Theorem. Let $X$ and $Y$ be no empty sets. Then $$\big(|X|\le |Y|\big)\quad\text{if and only if}\quad\big(\exists\;f\colon Y\to X\;\text{onto}\big).$$
Proof.$(\Rightarrow)$ Let $|X|\le|Y|$, then by definition exists $g\colon X\to Y$ injective, if $g$ is onto we finished. If $g$ is not onto, we consider $g\colon X\to g(X)\subset Y$ which is invertible, therefore we can consider $g^{-1}\colon g(X)\to X$. We can extend $g^{-1}$ to an onto function $f$ on all Y in a following way: let $x_0\in X$, $$ f(y):= \begin{cases} g^{-1}(y) & \text{if $y\in g(X)$} \\ x_0 & \text{if $y\in Y\setminus g(X)$}. \end{cases} $$ The application $f\colon Y\to X$ is onto.
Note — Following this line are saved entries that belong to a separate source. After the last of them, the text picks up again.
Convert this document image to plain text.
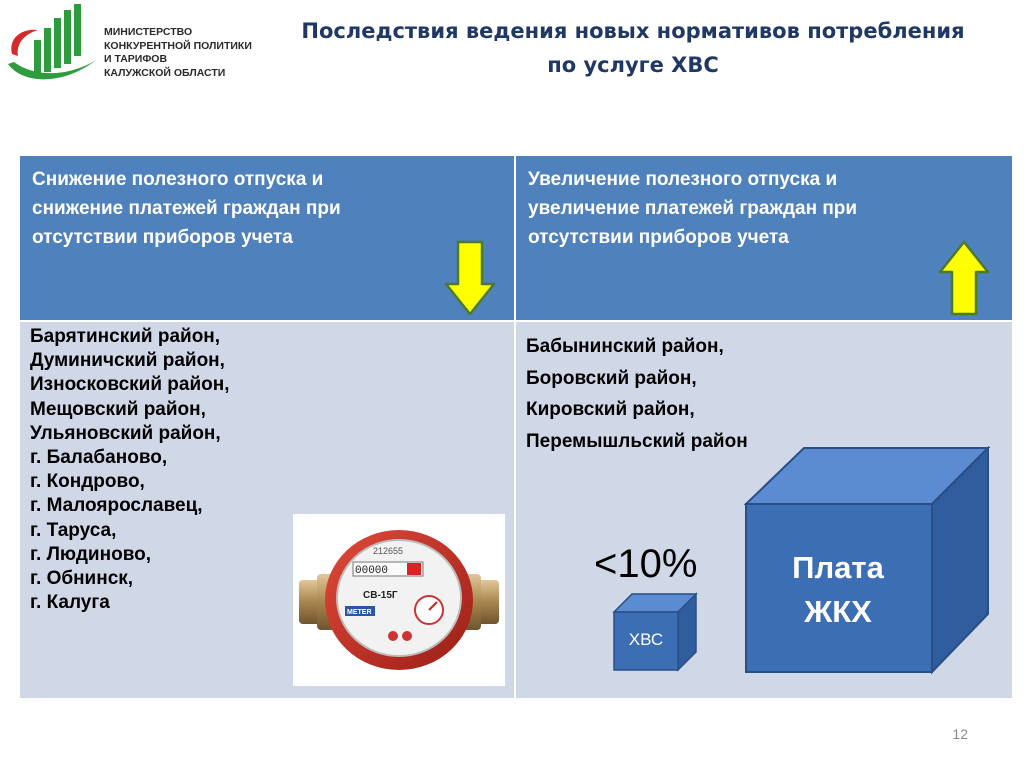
МИНИСТЕРСТВО
КОНКУРЕНТНОЙ ПОЛИТИКИ
И ТАРИФОВ
КАЛУЖСКОЙ ОБЛАСТИ
Последствия ведения новых нормативов потребления
по услуге ХВС
Снижение полезного отпуска и
снижение платежей граждан при
отсутствии приборов учета
Увеличение полезного отпуска и
увеличение платежей граждан при
отсутствии приборов учета
Барятинский район,
Думиничский район,
Износковский район,
Мещовский район,
Ульяновский район,
г. Балабаново,
г. Кондрово,
г. Малоярославец,
г. Таруса,
г. Людиново,
г. Обнинск,
г. Калуга
Бабынинский район,
Боровский район,
Кировский район,
Перемышльский район
212655
00000
СВ-15Г
METER
ХВС
<10%	Плата
ЖКХ
12
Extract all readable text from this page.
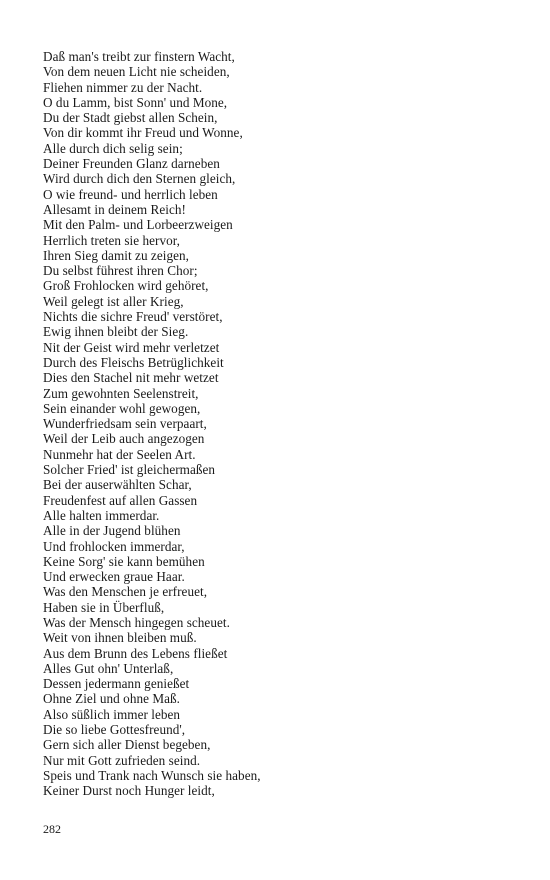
Daß man's treibt zur finstern Wacht,
Von dem neuen Licht nie scheiden,
Fliehen nimmer zu der Nacht.
O du Lamm, bist Sonn' und Mone,
Du der Stadt giebst allen Schein,
Von dir kommt ihr Freud und Wonne,
Alle durch dich selig sein;
Deiner Freunden Glanz darneben
Wird durch dich den Sternen gleich,
O wie freund- und herrlich leben
Allesamt in deinem Reich!
Mit den Palm- und Lorbeerzweigen
Herrlich treten sie hervor,
Ihren Sieg damit zu zeigen,
Du selbst führest ihren Chor;
Groß Frohlocken wird gehöret,
Weil gelegt ist aller Krieg,
Nichts die sichre Freud' verstöret,
Ewig ihnen bleibt der Sieg.
Nit der Geist wird mehr verletzet
Durch des Fleischs Betrüglichkeit
Dies den Stachel nit mehr wetzet
Zum gewohnten Seelenstreit,
Sein einander wohl gewogen,
Wunderfriedsam sein verpaart,
Weil der Leib auch angezogen
Nunmehr hat der Seelen Art.
Solcher Fried' ist gleichermaßen
Bei der auserwählten Schar,
Freudenfest auf allen Gassen
Alle halten immerdar.
Alle in der Jugend blühen
Und frohlocken immerdar,
Keine Sorg' sie kann bemühen
Und erwecken graue Haar.
Was den Menschen je erfreuet,
Haben sie in Überfluß,
Was der Mensch hingegen scheuet.
Weit von ihnen bleiben muß.
Aus dem Brunn des Lebens fließet
Alles Gut ohn' Unterlaß,
Dessen jedermann genießet
Ohne Ziel und ohne Maß.
Also süßlich immer leben
Die so liebe Gottesfreund',
Gern sich aller Dienst begeben,
Nur mit Gott zufrieden seind.
Speis und Trank nach Wunsch sie haben,
Keiner Durst noch Hunger leidt,
282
Question 1. Is it correct?
$(\Leftarrow)$ Let $f\colon Y\to X$ onto and we define $g\colon X\to Y$ in the follow way: for all $x\in X$, $g(x)=y$, where $y\in Y$ is such that $x=f(y)$ (we remember that $f$ is onto). We observe that for all $x\in X$ we have $$f\circ g(x)=f(g(x))=f(y)=x.$$ Therefore, $f\circ g=\text{id}_X$.
Question 2. If $f$ is onto and $f\circ g$ invertible, can we conclude that $g$ is injective? If the answer is yes, How can I show it?
Thanks!
Q1 is correct, though you don't need to separately handle the case when $g$ is onto.
Q2 Yes, moreover if $f\circ g$ is injective with arbitrary $f$, it follows that $g$ must be injective.
Note that the axiom of choice is used in order to simultaneously pick a preimage $y$ for all elements $x$.